The Fair Housing Act marks 50 years today

Viewpoint

The Realtors Association of Maui believes that Maui’s vibrant mix of cultures is what makes us great and gives our community strength. With that diversity in mind, today we commemorate the 50th anniversary of the Fair Housing Act being enacted into law back on April 11, 1968. In addition, RAM would like to celebrate the State of Hawaii enacting our own Fair Housing Act Chapter 515 of the Hawaii Revised Statutes the previous year, 1967.

RAM recognizes that any progress made stands on the shoulders of generations that preceded us. People marched unwelcomingly, protested in contentious environments, challenged discriminatory practices, and fought quietly in legislative sessions and community gatherings. Resistance, harassment and violence are unfortunately hallmarks of the pursuit of equal housing.

Despite opposition, the Fair Housing Act and HRS Chapter 515 declared a policy of fair housing by prohibiting discrimination in the sale, rental or financing of housing based on race, color, national origin or religion.
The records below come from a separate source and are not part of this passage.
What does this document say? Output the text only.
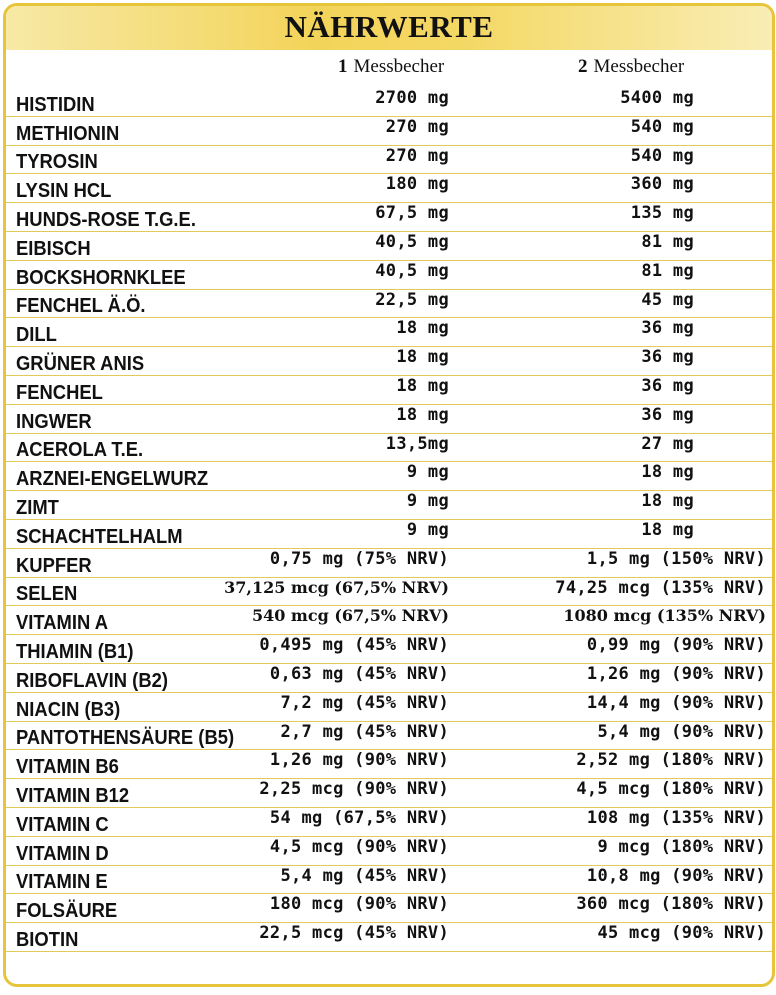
NÄHRWERTE
1 Messbecher	2 Messbecher
HISTIDIN	2700 mg	5400 mg
METHIONIN	270 mg	540 mg
TYROSIN	270 mg	540 mg
LYSIN HCL	180 mg	360 mg
HUNDS-ROSE T.G.E.	67,5 mg	135 mg
EIBISCH	40,5 mg	81 mg
BOCKSHORNKLEE	40,5 mg	81 mg
FENCHEL Ä.Ö.	22,5 mg	45 mg
DILL	18 mg	36 mg
GRÜNER ANIS	18 mg	36 mg
FENCHEL	18 mg	36 mg
INGWER	18 mg	36 mg
ACEROLA T.E.	13,5mg	27 mg
ARZNEI-ENGELWURZ	9 mg	18 mg
ZIMT	9 mg	18 mg
SCHACHTELHALM	9 mg	18 mg
KUPFER	0,75 mg (75% NRV)	1,5 mg (150% NRV)
SELEN	37,125 mcg (67,5% NRV)	74,25 mcg (135% NRV)
VITAMIN A	540 mcg (67,5% NRV)	1080 mcg (135% NRV)
THIAMIN (B1)	0,495 mg (45% NRV)	0,99 mg (90% NRV)
RIBOFLAVIN (B2)	0,63 mg (45% NRV)	1,26 mg (90% NRV)
NIACIN (B3)	7,2 mg (45% NRV)	14,4 mg (90% NRV)
PANTOTHENSÄURE (B5)	2,7 mg (45% NRV)	5,4 mg (90% NRV)
VITAMIN B6	1,26 mg (90% NRV)	2,52 mg (180% NRV)
VITAMIN B12	2,25 mcg (90% NRV)	4,5 mcg (180% NRV)
VITAMIN C	54 mg (67,5% NRV)	108 mg (135% NRV)
VITAMIN D	4,5 mcg (90% NRV)	9 mcg (180% NRV)
VITAMIN E	5,4 mg (45% NRV)	10,8 mg (90% NRV)
FOLSÄURE	180 mcg (90% NRV)	360 mcg (180% NRV)
BIOTIN	22,5 mcg (45% NRV)	45 mcg (90% NRV)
For generations, access to housing of choice didn’t mean access for all. Where you lived was often dictated by the color of your skin or your nationality. Realtors were at the forefront of changing this dynamic.

In 1947, African-American real estate brokers formed the National Association of Real Estate Brokers with a clear fair housing purpose, which gave a platform to educate communities about people being denied property ownership and shifting policies all across the country, including Hawaii.

Changing attitudes and behaviors proved to be difficult. However, progress has been made. The Fair Housing Act was amended in later years to also prohibit discrimination based on gender, disability, familial status and to increase the enforcement of the law. With the support of Realtors, Hawaii — yet again — proved to be progressive by further reforming HRS Chapter 515 with the above, but also including discrimination on the basis of sexual orientation, gender identity and expression, marital status, age and human immunodeficiency virus infection.

Realtors and the real estate community continue to lead the way to expand fair housing protection, to bring about a market that is truly open and provides equal housing opportunities for all.

RAM believes that fair housing is an essential part of keeping Maui a healthy progressive place to live and grow a family. We are working together with our partners and allies to show that our industry is firmly committed to equal housing opportunities and recognizes the uniquely important role we have in this monumental endeavor to ensure everyone will have the opportunity to experience the American dream of homeownership.

* Lawrence Carnicelli is the government affairs director for the Realtors Association of Maui.